Очень благодарию Вас за присылку денег, которые пришлись теперь очень кстати, потому что новое поприще требует массы новых учебников, дорогих и трудно доставаемых. Моя новая деятельность не только примиряется, но и совсем сливается с созерцательностью, свойственной мне лично (потому что я почти никогда не созерцаю пассивно), и больше я уже не вижу прежнего раздела, что, само собой разумеется, еще более способствует моей «ясности», как внешнее, но необходимое обстоятельство (mens sana in corpore sano[2]). Хотя я и не знаю «bonum et malum»[3] (почему и не могу быть «sicut Deus»[4]). но чувствую уже невозвратно, по Фалесу, что παντα πληρη δεων[5] и «под личиной вещества бесстрастной везде огонь божественный горит» (стих. Вл. Соловьева); и такое твердое убеждение укрепляет дух во всех начинаниях, но еще «труден горный путь» и «далеко все, что грезилося мне». Мне ужасно нравятся многие профессора-филологи, прежде всех, конечно, Введенский, которого я уже слушал в прошлом году, когда он читал историю древней философии. Кроме него, несмотря на присутствие «великих грешников» приват-доцентов, ударившихся в политическую экономию (что, по-моему, на филологическом факультете не всегда извинительно), есть истинно интеллигентные и художественные люди — Зелинский, читающий Еврипидовых «Вакханок», и Ернштедт — греческих лириков.

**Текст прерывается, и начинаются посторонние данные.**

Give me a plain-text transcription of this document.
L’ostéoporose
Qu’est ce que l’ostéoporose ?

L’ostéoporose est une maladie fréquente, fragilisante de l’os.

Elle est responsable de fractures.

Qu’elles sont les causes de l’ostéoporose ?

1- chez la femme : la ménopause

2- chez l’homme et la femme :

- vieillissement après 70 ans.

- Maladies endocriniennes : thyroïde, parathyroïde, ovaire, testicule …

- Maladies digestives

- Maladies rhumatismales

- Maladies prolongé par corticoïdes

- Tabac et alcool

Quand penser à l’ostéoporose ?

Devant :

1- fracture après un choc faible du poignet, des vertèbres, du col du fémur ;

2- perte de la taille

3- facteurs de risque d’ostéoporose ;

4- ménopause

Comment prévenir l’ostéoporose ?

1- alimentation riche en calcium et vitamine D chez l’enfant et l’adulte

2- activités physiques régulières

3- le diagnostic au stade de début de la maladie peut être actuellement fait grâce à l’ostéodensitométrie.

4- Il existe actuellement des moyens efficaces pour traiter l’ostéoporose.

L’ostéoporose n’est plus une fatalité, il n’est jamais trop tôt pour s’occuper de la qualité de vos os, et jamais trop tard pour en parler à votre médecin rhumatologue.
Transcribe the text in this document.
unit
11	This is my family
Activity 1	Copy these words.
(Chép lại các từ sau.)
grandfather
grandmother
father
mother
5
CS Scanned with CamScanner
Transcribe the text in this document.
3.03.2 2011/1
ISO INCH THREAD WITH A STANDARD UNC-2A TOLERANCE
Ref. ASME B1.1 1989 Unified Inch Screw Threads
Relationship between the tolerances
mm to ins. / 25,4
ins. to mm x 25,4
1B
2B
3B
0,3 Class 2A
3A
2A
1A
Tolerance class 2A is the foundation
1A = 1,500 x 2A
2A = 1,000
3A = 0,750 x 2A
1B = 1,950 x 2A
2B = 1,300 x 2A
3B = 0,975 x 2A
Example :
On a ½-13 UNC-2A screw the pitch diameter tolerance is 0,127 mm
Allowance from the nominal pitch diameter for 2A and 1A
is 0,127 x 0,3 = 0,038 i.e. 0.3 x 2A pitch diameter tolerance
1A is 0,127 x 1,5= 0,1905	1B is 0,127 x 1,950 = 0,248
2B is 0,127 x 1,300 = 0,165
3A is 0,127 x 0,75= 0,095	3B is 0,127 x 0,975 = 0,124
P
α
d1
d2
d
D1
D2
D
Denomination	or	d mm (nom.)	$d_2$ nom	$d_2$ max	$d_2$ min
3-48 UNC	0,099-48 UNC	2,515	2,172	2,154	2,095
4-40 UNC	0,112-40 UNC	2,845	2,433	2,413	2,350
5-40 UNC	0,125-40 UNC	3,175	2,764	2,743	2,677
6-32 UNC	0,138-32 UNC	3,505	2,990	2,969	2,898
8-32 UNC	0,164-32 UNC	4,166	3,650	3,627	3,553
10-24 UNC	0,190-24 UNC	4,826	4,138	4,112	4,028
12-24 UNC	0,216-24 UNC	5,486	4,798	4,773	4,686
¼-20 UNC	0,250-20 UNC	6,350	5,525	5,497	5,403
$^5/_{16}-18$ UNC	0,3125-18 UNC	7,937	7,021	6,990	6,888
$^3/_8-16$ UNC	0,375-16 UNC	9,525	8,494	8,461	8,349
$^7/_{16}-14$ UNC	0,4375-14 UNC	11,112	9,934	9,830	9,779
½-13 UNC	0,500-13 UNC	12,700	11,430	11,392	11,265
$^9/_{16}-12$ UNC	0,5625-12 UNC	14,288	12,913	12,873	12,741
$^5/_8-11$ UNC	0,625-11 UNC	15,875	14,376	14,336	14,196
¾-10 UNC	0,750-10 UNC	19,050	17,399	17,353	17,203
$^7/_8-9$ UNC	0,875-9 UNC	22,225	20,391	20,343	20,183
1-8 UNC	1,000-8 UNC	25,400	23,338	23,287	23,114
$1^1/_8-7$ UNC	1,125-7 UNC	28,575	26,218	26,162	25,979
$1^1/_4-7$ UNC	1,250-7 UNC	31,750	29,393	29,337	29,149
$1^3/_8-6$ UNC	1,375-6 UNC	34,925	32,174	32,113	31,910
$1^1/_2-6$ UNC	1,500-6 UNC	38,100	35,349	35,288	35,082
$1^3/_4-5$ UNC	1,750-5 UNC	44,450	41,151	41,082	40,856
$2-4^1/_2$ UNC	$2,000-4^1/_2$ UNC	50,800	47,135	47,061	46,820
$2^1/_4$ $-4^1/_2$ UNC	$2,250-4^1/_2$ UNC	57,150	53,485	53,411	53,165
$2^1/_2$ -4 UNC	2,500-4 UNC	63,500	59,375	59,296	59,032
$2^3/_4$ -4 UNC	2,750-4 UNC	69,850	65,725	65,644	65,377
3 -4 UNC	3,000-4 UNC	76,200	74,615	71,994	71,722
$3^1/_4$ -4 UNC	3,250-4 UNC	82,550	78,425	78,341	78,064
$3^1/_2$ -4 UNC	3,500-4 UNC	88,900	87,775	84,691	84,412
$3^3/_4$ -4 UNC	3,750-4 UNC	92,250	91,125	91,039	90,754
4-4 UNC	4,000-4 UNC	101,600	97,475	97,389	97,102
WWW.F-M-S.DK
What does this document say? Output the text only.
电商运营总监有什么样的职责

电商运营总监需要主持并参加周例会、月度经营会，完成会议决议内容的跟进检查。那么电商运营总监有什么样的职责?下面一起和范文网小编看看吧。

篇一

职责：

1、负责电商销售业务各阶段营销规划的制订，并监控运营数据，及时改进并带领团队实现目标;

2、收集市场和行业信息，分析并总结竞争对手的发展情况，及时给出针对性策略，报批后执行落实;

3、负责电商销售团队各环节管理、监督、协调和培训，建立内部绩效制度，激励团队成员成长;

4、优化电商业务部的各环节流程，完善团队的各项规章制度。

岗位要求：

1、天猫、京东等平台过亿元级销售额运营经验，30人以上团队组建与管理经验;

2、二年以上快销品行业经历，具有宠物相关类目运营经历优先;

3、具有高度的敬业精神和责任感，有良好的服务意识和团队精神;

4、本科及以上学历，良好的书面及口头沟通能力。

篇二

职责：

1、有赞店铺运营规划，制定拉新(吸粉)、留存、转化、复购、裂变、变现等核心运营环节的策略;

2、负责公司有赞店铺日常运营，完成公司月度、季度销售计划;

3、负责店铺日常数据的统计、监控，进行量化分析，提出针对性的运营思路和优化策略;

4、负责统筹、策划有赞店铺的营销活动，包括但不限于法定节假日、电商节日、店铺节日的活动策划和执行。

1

Они оба (особенно же первый) понимают всю суть классической древности, для меня же это клад. Прилагаю Вам одно из последних моих стихотворений:
Я очень рад, что Вы так сочувственно отнеслись к моему переходу. До свиданья зимой в Петербурге (цитирую Ваши слова). Целую Вас.
Ваш
14. Отцу. 8 февраля 1902. Петербург
Милый папа!
У меня к Вам большая просьба: не можете ли Вы прислать мне удостоверение в том, что я — единственный сын. Дело в том, что мне необходимо представить его к 1-му марта в присутствие по воинской повинности; там мне сказали, что в Петербурге такого удостоверения выдать не могут, потому что (очевидно) требуется засвидетельствование отца. — В нашем Университете (который 6 февраля закрыт) происходят ужасные вещи; на сходке требовали активной забастовки, и на следующий же день «свыше» прекратили занятия. Еще есть, однако, слабая надежда, но вопрос в четырех неделях, потому что Ванновский, по-видимому, приведет в исполнение все, что обещал (Вы, вероятно, знаете уже о «предварительном объявлении» и т. п.). Занятия мои шли бы в нормальных условиях своим порядком, несмотря на сравнительную трудность экзаменов. За зиму я убедился в том, что нетрудно возобновить в памяти мертвые языки, и, кроме того, почувствовал большую «близость» к философии. Теперь изучаю логику и психологию, курсы очень объемистые, но изложение Введенского великолепно. Вообще я мало где бываю и чувствую себя в некоторой отделенности от внешнего мира, совершенно, однако, естественной и свободной, находящей свое разрешение в довольно большом количестве стихов, по-прежнему, несмотря на гражданские струи, лишенных этих преимуществ. Впечатление от Университета какое-то смутное — «временные» и бессильные «организации», которые возят по головам студентов, отчего последние свирепеют уже в последней мере; практических же перспектив трудно и доискаться в этом хаосе, где нельзя даже различить точно, кто первый виноват. Вообще положение очень неопределенно и уже тем самым нежелательно и требует выяснений, которые, впрочем, надо полагать, не очень замедлят. Институты, Женские курсы и Медицинская академия очень тревожатся, как по общим, так и по личным причинам, так что и здесь обещает разыграться очень серьезная драма.